Por cuatro razones se prueba todo ello. La primera: «por la misma causa de los dolores». En cuanto al dolor sensible, fue la causa: «la lesión corporal, que fue muy intensa, sea por la generalidad de la Pasión, de la que ya se ha tratado, sea por el género de la Pasión, La muerte de los crucificados era acerbísima, pues eran clavados en puntos saturados de nervios y sumamente sensibles, esto es, en las manos y en los pies; y el mismo peso de su cuerpo colgado aumentaba continuamente el dolor. A esto se añadía la larga duración del dolor, pues el crucificado no acababa en un instante como sucede con los que morían degollados».

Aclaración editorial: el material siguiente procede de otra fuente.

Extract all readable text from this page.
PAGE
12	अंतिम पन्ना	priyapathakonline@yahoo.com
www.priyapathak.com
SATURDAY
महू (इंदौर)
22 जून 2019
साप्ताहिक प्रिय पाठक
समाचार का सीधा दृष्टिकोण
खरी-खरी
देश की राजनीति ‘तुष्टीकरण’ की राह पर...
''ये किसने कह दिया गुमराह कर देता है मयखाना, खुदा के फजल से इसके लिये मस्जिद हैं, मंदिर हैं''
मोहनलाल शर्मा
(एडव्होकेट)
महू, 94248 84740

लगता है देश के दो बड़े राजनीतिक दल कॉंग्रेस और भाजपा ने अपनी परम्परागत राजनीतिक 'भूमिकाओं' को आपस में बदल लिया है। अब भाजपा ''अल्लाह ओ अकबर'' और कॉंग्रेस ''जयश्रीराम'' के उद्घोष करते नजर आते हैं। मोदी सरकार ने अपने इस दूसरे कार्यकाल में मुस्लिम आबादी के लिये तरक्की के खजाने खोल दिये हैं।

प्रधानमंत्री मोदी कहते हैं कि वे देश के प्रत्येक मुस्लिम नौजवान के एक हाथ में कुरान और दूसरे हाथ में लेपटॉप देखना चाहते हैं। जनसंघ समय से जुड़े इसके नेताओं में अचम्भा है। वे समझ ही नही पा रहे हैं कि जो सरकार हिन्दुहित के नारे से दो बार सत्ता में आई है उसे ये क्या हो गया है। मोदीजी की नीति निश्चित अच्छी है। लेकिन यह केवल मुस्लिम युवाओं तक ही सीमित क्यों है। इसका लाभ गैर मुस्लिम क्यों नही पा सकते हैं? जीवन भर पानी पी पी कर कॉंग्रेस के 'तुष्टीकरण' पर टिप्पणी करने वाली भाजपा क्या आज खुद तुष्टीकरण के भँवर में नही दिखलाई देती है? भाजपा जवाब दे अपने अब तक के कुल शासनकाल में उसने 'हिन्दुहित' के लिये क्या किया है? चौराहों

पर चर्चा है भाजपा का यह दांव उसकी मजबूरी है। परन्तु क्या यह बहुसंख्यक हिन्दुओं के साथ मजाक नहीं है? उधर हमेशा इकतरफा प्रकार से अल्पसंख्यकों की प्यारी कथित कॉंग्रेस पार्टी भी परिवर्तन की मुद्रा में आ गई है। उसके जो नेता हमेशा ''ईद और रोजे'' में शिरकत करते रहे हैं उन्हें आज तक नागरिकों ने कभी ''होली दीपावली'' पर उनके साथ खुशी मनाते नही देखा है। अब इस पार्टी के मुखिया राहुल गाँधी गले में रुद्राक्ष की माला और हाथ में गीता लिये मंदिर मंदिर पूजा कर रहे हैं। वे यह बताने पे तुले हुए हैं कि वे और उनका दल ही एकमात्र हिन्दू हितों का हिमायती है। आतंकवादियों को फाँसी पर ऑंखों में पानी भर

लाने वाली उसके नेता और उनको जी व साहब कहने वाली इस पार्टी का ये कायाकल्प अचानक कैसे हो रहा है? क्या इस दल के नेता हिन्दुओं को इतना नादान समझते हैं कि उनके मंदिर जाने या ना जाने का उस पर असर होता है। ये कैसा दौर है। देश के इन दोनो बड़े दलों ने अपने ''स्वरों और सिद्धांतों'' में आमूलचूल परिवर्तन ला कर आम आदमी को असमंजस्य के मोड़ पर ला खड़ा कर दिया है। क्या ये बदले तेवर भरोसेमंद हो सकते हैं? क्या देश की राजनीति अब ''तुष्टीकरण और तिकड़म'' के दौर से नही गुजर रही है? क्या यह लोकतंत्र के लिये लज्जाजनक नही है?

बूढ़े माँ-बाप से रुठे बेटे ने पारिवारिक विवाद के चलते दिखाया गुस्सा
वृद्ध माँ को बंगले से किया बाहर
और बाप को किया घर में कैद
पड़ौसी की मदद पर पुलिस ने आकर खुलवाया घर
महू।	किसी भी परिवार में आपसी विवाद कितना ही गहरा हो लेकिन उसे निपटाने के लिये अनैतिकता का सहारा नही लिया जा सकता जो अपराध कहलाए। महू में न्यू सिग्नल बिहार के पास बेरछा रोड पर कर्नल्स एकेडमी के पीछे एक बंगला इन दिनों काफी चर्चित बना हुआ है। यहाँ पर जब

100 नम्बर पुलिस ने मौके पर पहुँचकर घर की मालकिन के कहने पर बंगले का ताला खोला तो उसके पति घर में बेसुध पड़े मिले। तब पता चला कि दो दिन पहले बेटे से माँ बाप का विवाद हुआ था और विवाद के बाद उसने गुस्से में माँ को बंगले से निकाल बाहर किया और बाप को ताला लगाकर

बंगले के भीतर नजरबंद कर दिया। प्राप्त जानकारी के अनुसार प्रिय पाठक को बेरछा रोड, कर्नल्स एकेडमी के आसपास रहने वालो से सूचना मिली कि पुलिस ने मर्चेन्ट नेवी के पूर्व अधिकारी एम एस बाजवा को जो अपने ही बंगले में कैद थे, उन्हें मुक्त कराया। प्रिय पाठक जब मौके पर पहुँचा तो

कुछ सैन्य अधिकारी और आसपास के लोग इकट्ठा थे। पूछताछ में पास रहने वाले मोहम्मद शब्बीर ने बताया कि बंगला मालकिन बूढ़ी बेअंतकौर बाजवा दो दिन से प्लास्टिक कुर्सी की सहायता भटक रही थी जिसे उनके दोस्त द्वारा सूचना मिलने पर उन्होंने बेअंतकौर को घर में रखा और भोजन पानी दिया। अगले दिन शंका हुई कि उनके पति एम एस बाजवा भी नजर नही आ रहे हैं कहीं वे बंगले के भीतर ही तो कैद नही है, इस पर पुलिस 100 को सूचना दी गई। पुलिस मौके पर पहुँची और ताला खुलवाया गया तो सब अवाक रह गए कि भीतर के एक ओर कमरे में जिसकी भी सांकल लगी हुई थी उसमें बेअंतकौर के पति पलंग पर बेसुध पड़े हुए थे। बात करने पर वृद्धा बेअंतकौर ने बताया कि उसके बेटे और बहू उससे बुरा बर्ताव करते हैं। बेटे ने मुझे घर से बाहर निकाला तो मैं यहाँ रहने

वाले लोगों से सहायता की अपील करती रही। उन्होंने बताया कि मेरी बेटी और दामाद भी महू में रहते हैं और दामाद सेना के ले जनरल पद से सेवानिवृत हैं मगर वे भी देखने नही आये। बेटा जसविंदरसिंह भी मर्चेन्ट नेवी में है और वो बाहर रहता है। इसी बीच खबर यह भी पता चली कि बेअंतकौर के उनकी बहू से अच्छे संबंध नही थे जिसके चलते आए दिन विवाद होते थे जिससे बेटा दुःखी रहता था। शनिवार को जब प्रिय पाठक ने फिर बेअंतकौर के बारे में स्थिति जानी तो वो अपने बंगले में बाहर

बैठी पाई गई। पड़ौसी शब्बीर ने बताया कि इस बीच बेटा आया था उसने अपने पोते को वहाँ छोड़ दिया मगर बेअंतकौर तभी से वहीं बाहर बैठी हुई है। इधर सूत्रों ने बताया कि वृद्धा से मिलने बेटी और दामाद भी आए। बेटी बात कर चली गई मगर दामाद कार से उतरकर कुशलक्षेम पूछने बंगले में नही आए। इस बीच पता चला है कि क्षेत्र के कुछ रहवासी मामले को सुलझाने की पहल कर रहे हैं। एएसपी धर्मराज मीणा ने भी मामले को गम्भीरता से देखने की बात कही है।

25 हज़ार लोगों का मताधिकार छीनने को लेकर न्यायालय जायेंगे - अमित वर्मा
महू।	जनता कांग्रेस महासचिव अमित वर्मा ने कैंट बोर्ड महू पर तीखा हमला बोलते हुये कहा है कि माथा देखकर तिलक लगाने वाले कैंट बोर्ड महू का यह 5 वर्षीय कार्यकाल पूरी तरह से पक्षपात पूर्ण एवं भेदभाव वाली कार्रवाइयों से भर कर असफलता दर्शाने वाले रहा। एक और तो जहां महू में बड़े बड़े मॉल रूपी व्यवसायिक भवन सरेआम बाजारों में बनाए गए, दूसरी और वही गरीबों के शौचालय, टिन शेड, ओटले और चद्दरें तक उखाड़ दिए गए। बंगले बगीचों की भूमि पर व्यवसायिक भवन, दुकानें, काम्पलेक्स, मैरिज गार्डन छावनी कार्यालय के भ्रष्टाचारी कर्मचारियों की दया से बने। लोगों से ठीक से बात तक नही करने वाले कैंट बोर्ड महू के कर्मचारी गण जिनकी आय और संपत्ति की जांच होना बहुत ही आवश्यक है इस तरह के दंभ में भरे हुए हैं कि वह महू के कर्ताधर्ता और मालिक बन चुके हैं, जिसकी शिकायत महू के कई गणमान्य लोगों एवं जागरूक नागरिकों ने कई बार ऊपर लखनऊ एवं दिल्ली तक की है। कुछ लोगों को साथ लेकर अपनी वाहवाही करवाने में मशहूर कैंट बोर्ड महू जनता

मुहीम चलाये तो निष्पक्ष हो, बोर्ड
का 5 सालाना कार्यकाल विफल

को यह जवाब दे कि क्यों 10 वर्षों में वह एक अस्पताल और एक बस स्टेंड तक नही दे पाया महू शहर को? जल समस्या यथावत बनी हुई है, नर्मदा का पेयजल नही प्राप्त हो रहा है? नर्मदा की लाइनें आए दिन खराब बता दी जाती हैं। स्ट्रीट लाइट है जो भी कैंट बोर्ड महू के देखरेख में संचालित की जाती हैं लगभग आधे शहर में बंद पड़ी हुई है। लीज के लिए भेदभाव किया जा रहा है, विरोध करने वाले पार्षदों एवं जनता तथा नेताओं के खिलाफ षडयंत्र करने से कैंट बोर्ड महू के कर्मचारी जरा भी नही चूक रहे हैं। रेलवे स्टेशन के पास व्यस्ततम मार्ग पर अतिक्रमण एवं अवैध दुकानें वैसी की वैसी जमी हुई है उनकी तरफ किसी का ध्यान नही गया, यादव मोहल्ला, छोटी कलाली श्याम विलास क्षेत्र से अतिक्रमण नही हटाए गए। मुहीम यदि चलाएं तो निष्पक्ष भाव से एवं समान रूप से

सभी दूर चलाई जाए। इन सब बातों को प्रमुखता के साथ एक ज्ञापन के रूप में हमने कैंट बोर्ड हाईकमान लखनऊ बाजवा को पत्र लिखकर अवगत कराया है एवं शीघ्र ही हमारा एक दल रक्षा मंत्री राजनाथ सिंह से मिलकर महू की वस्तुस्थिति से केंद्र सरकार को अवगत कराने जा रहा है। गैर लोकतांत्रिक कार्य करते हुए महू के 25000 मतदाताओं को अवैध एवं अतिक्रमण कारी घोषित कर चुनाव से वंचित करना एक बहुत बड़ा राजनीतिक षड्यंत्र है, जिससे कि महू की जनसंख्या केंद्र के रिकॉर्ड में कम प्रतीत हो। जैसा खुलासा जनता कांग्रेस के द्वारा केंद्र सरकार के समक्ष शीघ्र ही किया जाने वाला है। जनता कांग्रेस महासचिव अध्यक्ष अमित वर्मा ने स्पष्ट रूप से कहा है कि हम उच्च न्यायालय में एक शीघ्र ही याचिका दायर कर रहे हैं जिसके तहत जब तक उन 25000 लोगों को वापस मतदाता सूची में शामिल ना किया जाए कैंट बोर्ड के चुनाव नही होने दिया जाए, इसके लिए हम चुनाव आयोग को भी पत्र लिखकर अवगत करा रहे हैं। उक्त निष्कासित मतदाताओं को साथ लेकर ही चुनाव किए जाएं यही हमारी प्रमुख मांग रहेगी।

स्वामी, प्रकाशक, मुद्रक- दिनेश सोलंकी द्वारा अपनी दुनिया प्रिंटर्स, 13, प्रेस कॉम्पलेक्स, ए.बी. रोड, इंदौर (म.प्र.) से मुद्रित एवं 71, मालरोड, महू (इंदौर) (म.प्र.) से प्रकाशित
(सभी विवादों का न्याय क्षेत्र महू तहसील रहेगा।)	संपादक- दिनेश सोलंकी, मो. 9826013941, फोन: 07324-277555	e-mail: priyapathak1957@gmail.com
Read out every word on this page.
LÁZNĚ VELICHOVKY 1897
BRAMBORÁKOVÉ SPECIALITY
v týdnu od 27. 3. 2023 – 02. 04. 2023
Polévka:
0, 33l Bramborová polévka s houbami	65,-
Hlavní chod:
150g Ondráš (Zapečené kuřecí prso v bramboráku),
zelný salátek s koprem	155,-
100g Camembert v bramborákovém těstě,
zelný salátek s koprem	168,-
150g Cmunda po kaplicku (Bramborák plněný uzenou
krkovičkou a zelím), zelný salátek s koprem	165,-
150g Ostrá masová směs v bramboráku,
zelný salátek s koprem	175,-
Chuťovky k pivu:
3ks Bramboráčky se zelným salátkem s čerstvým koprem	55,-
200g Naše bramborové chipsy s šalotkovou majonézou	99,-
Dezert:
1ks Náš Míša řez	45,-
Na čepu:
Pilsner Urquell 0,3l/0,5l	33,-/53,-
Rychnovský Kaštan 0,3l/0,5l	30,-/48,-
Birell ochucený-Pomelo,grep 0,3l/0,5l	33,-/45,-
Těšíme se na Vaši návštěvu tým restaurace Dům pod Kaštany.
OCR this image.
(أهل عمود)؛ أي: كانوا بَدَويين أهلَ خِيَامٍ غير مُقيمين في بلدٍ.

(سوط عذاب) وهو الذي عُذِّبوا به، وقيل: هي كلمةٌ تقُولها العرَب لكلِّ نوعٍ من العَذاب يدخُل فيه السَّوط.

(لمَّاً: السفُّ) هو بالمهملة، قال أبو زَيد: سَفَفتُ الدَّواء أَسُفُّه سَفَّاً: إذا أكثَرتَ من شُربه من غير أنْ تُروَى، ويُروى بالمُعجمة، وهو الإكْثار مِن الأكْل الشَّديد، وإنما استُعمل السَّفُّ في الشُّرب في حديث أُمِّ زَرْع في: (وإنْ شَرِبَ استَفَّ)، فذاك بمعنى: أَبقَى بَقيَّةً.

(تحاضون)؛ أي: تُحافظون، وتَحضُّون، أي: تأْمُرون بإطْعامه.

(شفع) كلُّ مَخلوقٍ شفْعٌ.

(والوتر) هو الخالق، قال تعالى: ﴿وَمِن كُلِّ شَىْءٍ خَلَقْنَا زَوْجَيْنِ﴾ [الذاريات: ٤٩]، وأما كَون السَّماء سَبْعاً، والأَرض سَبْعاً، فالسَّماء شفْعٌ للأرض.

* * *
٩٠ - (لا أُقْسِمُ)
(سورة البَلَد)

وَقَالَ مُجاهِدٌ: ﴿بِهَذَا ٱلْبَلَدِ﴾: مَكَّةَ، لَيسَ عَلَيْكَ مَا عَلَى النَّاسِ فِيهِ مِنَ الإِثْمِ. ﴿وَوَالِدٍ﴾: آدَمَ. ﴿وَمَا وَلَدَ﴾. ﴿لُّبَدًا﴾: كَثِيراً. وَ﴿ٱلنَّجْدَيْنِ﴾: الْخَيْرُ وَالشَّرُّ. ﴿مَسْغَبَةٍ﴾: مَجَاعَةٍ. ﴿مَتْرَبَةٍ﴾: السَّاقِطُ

En cuanto al dolor interior: «tuvo por causa: en primer lugar: los pecados del género humano, por cuya satisfacción padecía, de donde se dice en los Salmos, como atribuyéndose esos pecados: «Las palabras de mis delitos» (Sal 21, 2). En segundo lugar, consideraba la ruina de los judíos y de otros que en su muerte tomaban parte, principalmente de los discípulos, que sufrían el escándalo en la pasión de Cristo. En tercer lugar, la pérdida de la vida corporal, que naturalmente es horrible para la humana naturaleza»[2].
Este dolor interior, o tristeza, queda confirmado porque «dice el Señor en San Mateo: «Triste está mi alma hasta la muerte» (Mt 26, 38)»[3]. Indica también Santo Tomás que: «escribe San Jerónimo: «nuestro Señor para demostrar que era verdadero hombre, experimentó realmente la tristeza, Más, como esta pasión no le dominó el espíritu, dice el Evangelio sólo que comenzó a entristecerse, dando así a entender que se trataba de una pro-pasión» (Com. Evang. S. Mt, IV, Mt 26, 37).
Comenta Santo Tomás seguidamente que: «Según esto, pasión perfecta es la que se apodera del alma, esto es, de la razón, mientras que «pro-pasión» es la que, incoada en el apetito sensitivo, no le sobrepasa»[4]. Todas las pasiones de Cristo, por no afectar nunca a su razón, tal como ocurre en nosotros, que se apoderan de ella, eran, en este sentido, pro-pasiones, lo que está antes o delante de la pasión acabada o perfecta. De manera que: «la tristeza, como pasión perfecta, no fue experimentada por Cristo. Pero se dio en Él una incoación de la misma, una pro-pasión. Por ello, precisamente, se dice: «Comenzó a entristecerse y a angustiarse» (Mt 26, 37)»[5].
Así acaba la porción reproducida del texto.